# Investigating Baseball Salaries

It is easy to come up with several reasonable expectations about the relationship between a player's salary and some construct. For example, one might expect that successful players will receive higher salaries. But do these reasonable expectations always hold? In this analysis, we search for an answer to the broad question: What is the relationship between salary and success?

**Before we begin**: since our salary data starts in 1985, we must exclude all prior data. 

## "Success"

In [6]:
import pandas as pd

project_dir = '/Users/carrier/Documents/Projects/Udacity/Data Analyst Nanodegree/P2/'

One can measure success in several ways, depending, for example, on how broadly one restricts one's view. In this analysis, we will study success at two levels&mdash;team and player. One can also approach, for each level, the question of success from many angles. We will devote our attention to just a few.

Before we begin, we need to modify the salary entries a bit. Currently, each salary is listed nominally for the year that it was recorded. We need to adjust all salaries for inflation so that their value represents their worth in 2015. Information from inflation.txt was scrapped from the table provided [here](http://www.usinflationcalculator.com/inflation/historical-inflation-rates/).
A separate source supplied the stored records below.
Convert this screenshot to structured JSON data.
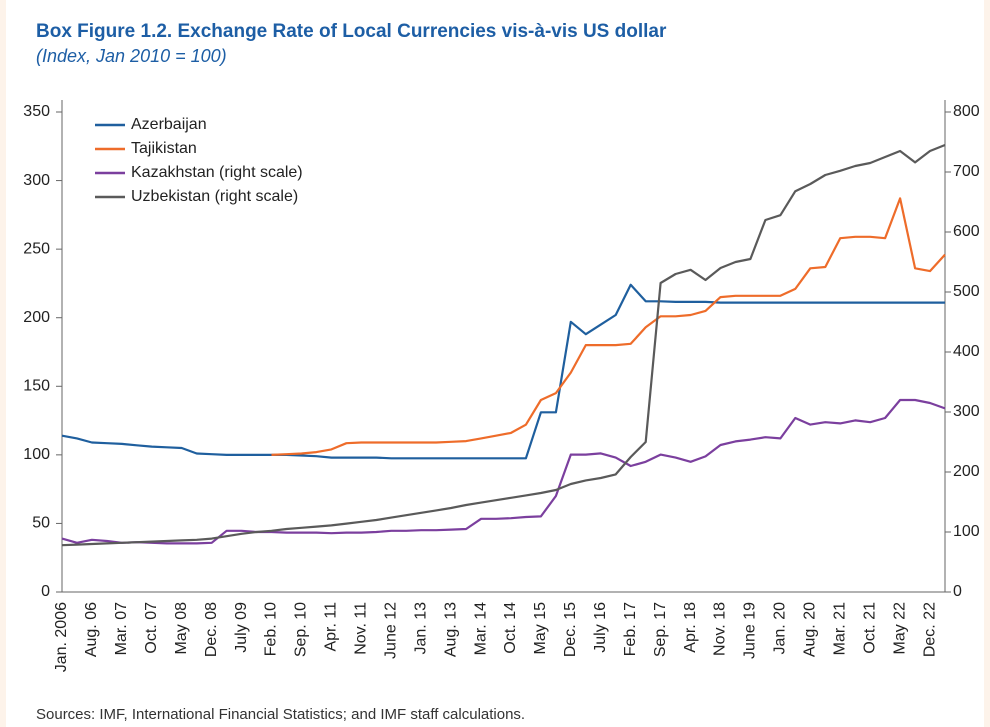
{
  "chart_data": {
    "type": "line",
    "title": "Box Figure 1.2. Exchange Rate of Local Currencies vis-à-vis US dollar",
    "subtitle": "(Index, Jan 2010 = 100)",
    "source": "Sources: IMF, International Financial Statistics; and IMF staff calculations.",
    "legend": "upper left",
    "categories": [
      "Jan. 2006",
      null,
      "Aug. 06",
      null,
      "Mar. 07",
      null,
      "Oct. 07",
      null,
      "May 08",
      null,
      "Dec. 08",
      null,
      "July 09",
      null,
      "Feb. 10",
      null,
      "Sep. 10",
      null,
      "Apr. 11",
      null,
      "Nov. 11",
      null,
      "June 12",
      null,
      "Jan. 13",
      null,
      "Aug. 13",
      null,
      "Mar. 14",
      null,
      "Oct. 14",
      null,
      "May 15",
      null,
      "Dec. 15",
      null,
      "July 16",
      null,
      "Feb. 17",
      null,
      "Sep. 17",
      null,
      "Apr. 18",
      null,
      "Nov. 18",
      null,
      "June 19",
      null,
      "Jan. 20",
      null,
      "Aug. 20",
      null,
      "Mar. 21",
      null,
      "Oct. 21",
      null,
      "May 22",
      null,
      "Dec. 22",
      null
    ],
    "ylim": [
      0,
      350
    ],
    "yticks": [
      0,
      50,
      100,
      150,
      200,
      250,
      300,
      350
    ],
    "y2lim": [
      0,
      800
    ],
    "y2ticks": [
      0,
      100,
      200,
      300,
      400,
      500,
      600,
      700,
      800
    ],
    "series": [
      {
        "name": "Azerbaijan",
        "color": "#1f5f9e",
        "axis": "y",
        "values": [
          114,
          112,
          109,
          108.5,
          108,
          107,
          106,
          105.5,
          105,
          101,
          100.5,
          100,
          100,
          100,
          100,
          100,
          99.5,
          99,
          98,
          98,
          98,
          98,
          97.5,
          97.5,
          97.5,
          97.5,
          97.5,
          97.5,
          97.5,
          97.5,
          97.5,
          97.5,
          131,
          131,
          197,
          188,
          195,
          202,
          224,
          212,
          212,
          211.5,
          211.5,
          211.5,
          211,
          211,
          211,
          211,
          211,
          211,
          211,
          211,
          211,
          211,
          211,
          211,
          211,
          211,
          211,
          211
        ]
      },
      {
        "name": "Tajikistan",
        "color": "#ee6c2a",
        "axis": "y",
        "values": [
          null,
          null,
          null,
          null,
          null,
          null,
          null,
          null,
          null,
          null,
          null,
          null,
          null,
          null,
          100,
          100.5,
          101,
          102,
          104,
          108.5,
          109,
          109,
          109,
          109,
          109,
          109,
          109.5,
          110,
          112,
          114,
          116,
          122,
          140,
          145,
          160,
          180,
          180,
          180,
          181,
          193,
          201,
          201,
          202,
          205,
          215,
          216,
          216,
          216,
          216,
          221,
          236,
          237,
          258,
          259,
          259,
          258,
          287,
          236,
          234,
          246
        ]
      },
      {
        "name": "Kazakhstan (right scale)",
        "color": "#7b3f9e",
        "axis": "y2",
        "values": [
          89,
          82,
          87,
          85,
          82,
          83,
          82,
          81,
          81,
          81,
          82,
          102,
          102,
          100,
          100,
          99,
          99,
          99,
          98,
          99,
          99,
          100,
          102,
          102,
          103,
          103,
          104,
          105,
          122,
          122,
          123,
          125,
          126,
          160,
          229,
          229,
          231,
          224,
          210,
          217,
          229,
          224,
          217,
          226,
          245,
          251,
          254,
          258,
          256,
          290,
          279,
          283,
          281,
          286,
          283,
          290,
          320,
          320,
          315,
          306
        ]
      },
      {
        "name": "Uzbekistan (right scale)",
        "color": "#5a5a5a",
        "axis": "y2",
        "values": [
          78,
          79,
          80,
          81,
          82,
          83,
          84,
          85,
          86,
          87,
          89,
          93,
          97,
          100,
          102,
          105,
          107,
          109,
          111,
          114,
          117,
          120,
          124,
          128,
          132,
          136,
          140,
          145,
          149,
          153,
          157,
          161,
          165,
          170,
          180,
          186,
          190,
          196,
          225,
          250,
          515,
          530,
          537,
          520,
          540,
          550,
          555,
          620,
          628,
          668,
          680,
          695,
          702,
          710,
          715,
          725,
          735,
          716,
          735,
          745
        ]
      }
    ]
  }
}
All such values come from the [monthly CPI publication](https://www.bls.gov/cpi/home.htm) by the Bureau of Labor Statistics.

In [7]:
ave_infl = pd.read_table(project_dir + 'inflation.txt', usecols=['YEAR', 'AVE'])
ave_infl = ave_infl.set_index(ave_infl['YEAR'].astype(int))
ave_infl = ave_infl.ix[1986:, 'AVE']/100

def year_to_rate(year):
    ret_rate = 1
    
    if year != 2015:
        for rate in ave_infl.loc[(year + 1):]:
                ret_rate *= (1 + rate)
    
    return ret_rate

salaries = pd.read_csv(project_dir + 'baseball_data/Salaries.csv')
salaries['salary'] = round(salaries['yearID'].apply(year_to_rate) * salaries['salary'], 2)

### Team-level success
#### Is there a relationship between a team's expenditure on salary and its success?
For this question, we define a team's success by total wins for the season and by entry into, and performance during, the postseason.

In order to begin our analysis, we need to compile the relevant information.

Notes about this data:

* We're missing SeriesPost data for the year 1994
* We need to adjust the salaries for inflation.